L'homme qui contrôle la guerre des puces électroniques entre les États-Unis et la Chine

Au milieu de la guerre technologique entre les États-Unis et la Chine, une figure émerge comme le diplomate le plus improbable et le plus puissant : Jensen Huang, le PDG de Nvidia, dont la stratégie personnelle façonne l'accès de Pékin à la technologie d'IA la plus avancée au monde.
La guerre pour la suprématie technologique entre les États-Unis et la Chine se déroule sur plusieurs fronts, mais son épicentre est un composant en silicium de quelques millimètres de diamètre : la puce d’intelligence artificielle. Au cœur de cette bataille de titans, un homme s’est imposé comme l’arbitre et le diplomate le plus influent, un acteur dont l’habileté à naviguer dans les coulisses du pouvoir à Washington et à Pékin façonne l’avenir de l’IA. Il s’agit de Jensen Huang, le charismatique PDG de Nvidia, le géant des semi-conducteurs.
Les analystes et les médias internationaux ont commencé à comparer Huang à Tim Cook, PDG d'Apple, pour son rôle de passerelle entre les deux superpuissances. Cependant, la position de Huang est unique et les enjeux sont exponentiellement plus importants.
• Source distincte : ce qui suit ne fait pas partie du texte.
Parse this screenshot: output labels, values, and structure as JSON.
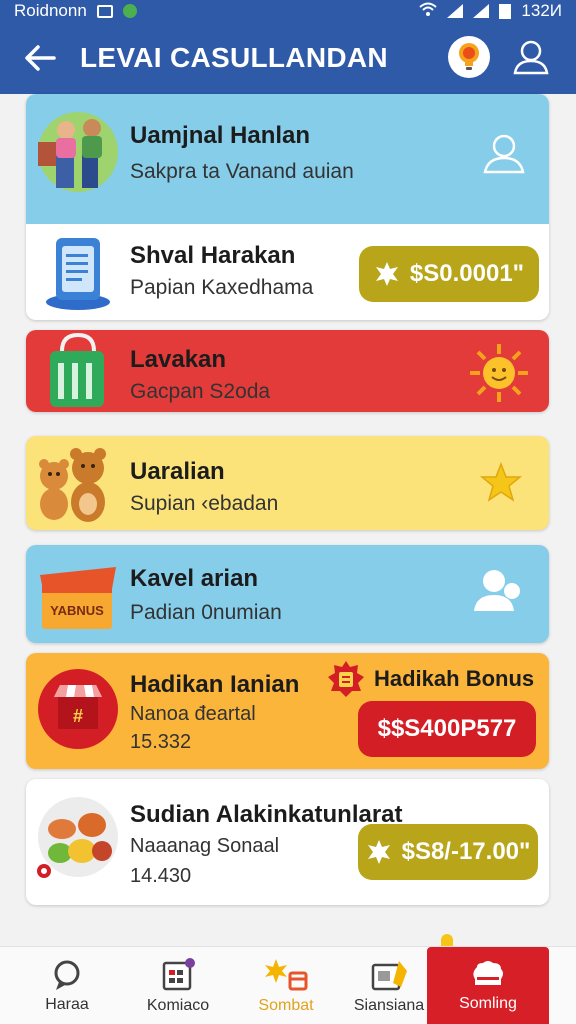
{
  "status_bar": {
    "carrier": "Roidnonn",
    "time": "132И"
  },
  "app_bar": {
    "title": "LEVAI CASULLANDAN"
  },
  "cards": [
    {
      "title": "Uamjnal Hanlan",
      "subtitle": "Sakpra ta Vanand auian",
      "icon": "family-illustration",
      "trailing_icon": "user-outline-icon"
    },
    {
      "title": "Shval Harakan",
      "subtitle": "Papian Kaxedhama",
      "icon": "clipboard-illustration",
      "price": "$S0.0001\"",
      "price_icon": "gear-badge-icon"
    },
    {
      "title": "Lavakan",
      "subtitle": "Gacpan S2oda",
      "icon": "shopping-bag-illustration",
      "trailing_icon": "sun-icon"
    },
    {
      "title": "Uaralian",
      "subtitle": "Supian ‹ebadan",
      "icon": "bears-illustration",
      "trailing_icon": "star-icon"
    },
    {
      "title": "Kavel arian",
      "subtitle": "Padian 0numian",
      "icon": "bonus-box-illustration",
      "box_label": "YABNUS",
      "trailing_icon": "user-add-icon"
    },
    {
      "title": "Hadikan Ianian",
      "subtitle": "Nanoa đeartal",
      "detail": "15.332",
      "icon": "shop-illustration",
      "badge_label": "Hadikah Bonus",
      "price": "$$S400P577",
      "price_icon": "receipt-badge-icon"
    },
    {
      "title": "Sudian Alakinkatunlarat",
      "subtitle": "Naaanag Sonaal",
      "detail": "14.430",
      "icon": "vegetables-illustration",
      "price": "$S8/-17.00\"",
      "price_icon": "gear-badge-icon"
    }
  ],
  "bottom_nav": [
    {
      "label": "Haraa",
      "icon": "search-icon"
    },
    {
      "label": "Komiaco",
      "icon": "calendar-icon"
    },
    {
      "label": "Sombat",
      "icon": "gift-icon"
    },
    {
      "label": "Siansiana",
      "icon": "wallet-icon"
    },
    {
      "label": "Somling",
      "icon": "chat-icon"
    }
  ],
  "colors": {
    "primary": "#2f5aa8",
    "sky": "#86cdea",
    "red": "#e23b3a",
    "yellow": "#fbe37a",
    "orange": "#fbb53a",
    "olive": "#b8a51a",
    "accent_red": "#d41e26"
  }
}
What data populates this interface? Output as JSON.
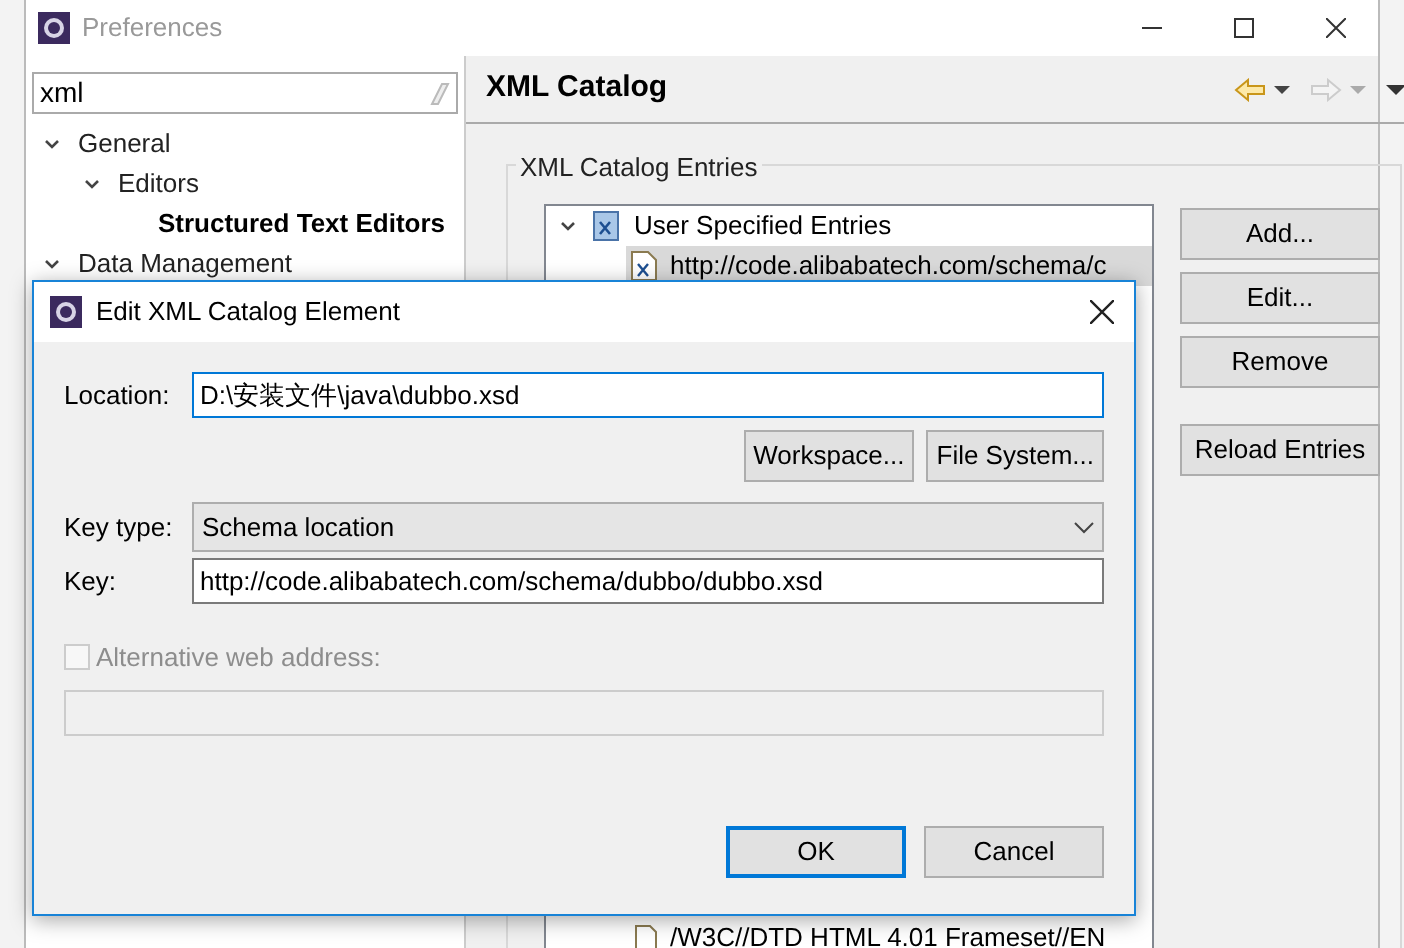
{
  "window": {
    "title": "Preferences"
  },
  "filter": {
    "value": "xml"
  },
  "tree": [
    {
      "label": "General",
      "expanded": true,
      "bold": false,
      "children": [
        {
          "label": "Editors",
          "expanded": true,
          "bold": false,
          "children": [
            {
              "label": "Structured Text Editors",
              "bold": true
            }
          ]
        }
      ]
    },
    {
      "label": "Data Management",
      "expanded": true,
      "bold": false
    }
  ],
  "page": {
    "title": "XML Catalog",
    "group": "XML Catalog Entries",
    "entries": [
      {
        "label": "User Specified Entries",
        "kind": "folder",
        "expanded": true,
        "selected": false,
        "children": [
          {
            "label": "http://code.alibabatech.com/schema/c",
            "kind": "file",
            "selected": true
          }
        ]
      }
    ],
    "hidden_entries": [
      {
        "label": "/W3C//DTD HTML 4.01 Frameset//EN"
      }
    ],
    "buttons": [
      "Add...",
      "Edit...",
      "Remove",
      "Reload Entries"
    ]
  },
  "dialog": {
    "title": "Edit XML Catalog Element",
    "location": {
      "label": "Location:",
      "value": "D:\\安装文件\\java\\dubbo.xsd"
    },
    "location_buttons": [
      "Workspace...",
      "File System..."
    ],
    "key_type": {
      "label": "Key type:",
      "value": "Schema location"
    },
    "key": {
      "label": "Key:",
      "value": "http://code.alibabatech.com/schema/dubbo/dubbo.xsd"
    },
    "alternative": {
      "label": "Alternative web address:",
      "checked": false,
      "disabled": true
    },
    "buttons": [
      {
        "label": "OK",
        "default": true
      },
      {
        "label": "Cancel",
        "default": false
      }
    ]
  }
}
Alors qu'Apple dépend de la Chine pour sa chaîne d'approvisionnement, Nvidia vend à la Chine les « cerveaux » qui propulsent sa révolution de l'IA. Cela confère à Huang un pouvoir de négociation stratégique sans précédent.
Le marché chinois représente environ 17 milliards de dollars de chiffre d'affaires potentiel pour Nvidia, un chiffre trop important pour être ignoré. Mais son activité est aussi un point de friction géopolitique majeur, Washington craignant que les puces Nvidia ne soient utilisées à des fins militaires par Pékin. Huang évolue sur la corde raide, cherchant à concilier les intérêts commerciaux de son entreprise, valorisée à plus de 4 000 milliards de dollars, avec les impératifs de sécurité nationale des États-Unis.
L'épisode le plus révélateur de l'influence de Huang fut la saga de la puce H20. Ce modèle, moins puissant que les puces de pointe de Nvidia, a été spécialement conçu pour respecter les restrictions d'exportation américaines tout en restant suffisamment précieux pour les entreprises chinoises d'IA. Lorsque l'administration Trump a discrètement bloqué son exportation au printemps dernier, elle a infligé à Nvidia un coup dur de 5,5 milliards de dollars.
C'est alors que Huang a déployé toute sa diplomatie. Il aurait persuadé la Maison Blanche qu'interdire l'eau serait contre-productif. Loin de freiner la Chine, cette mesure reviendrait à céder le marché à des concurrents locaux comme Huawei, ce qui, à terme, fragiliserait le leadership technologique des États-Unis en matière d'IA.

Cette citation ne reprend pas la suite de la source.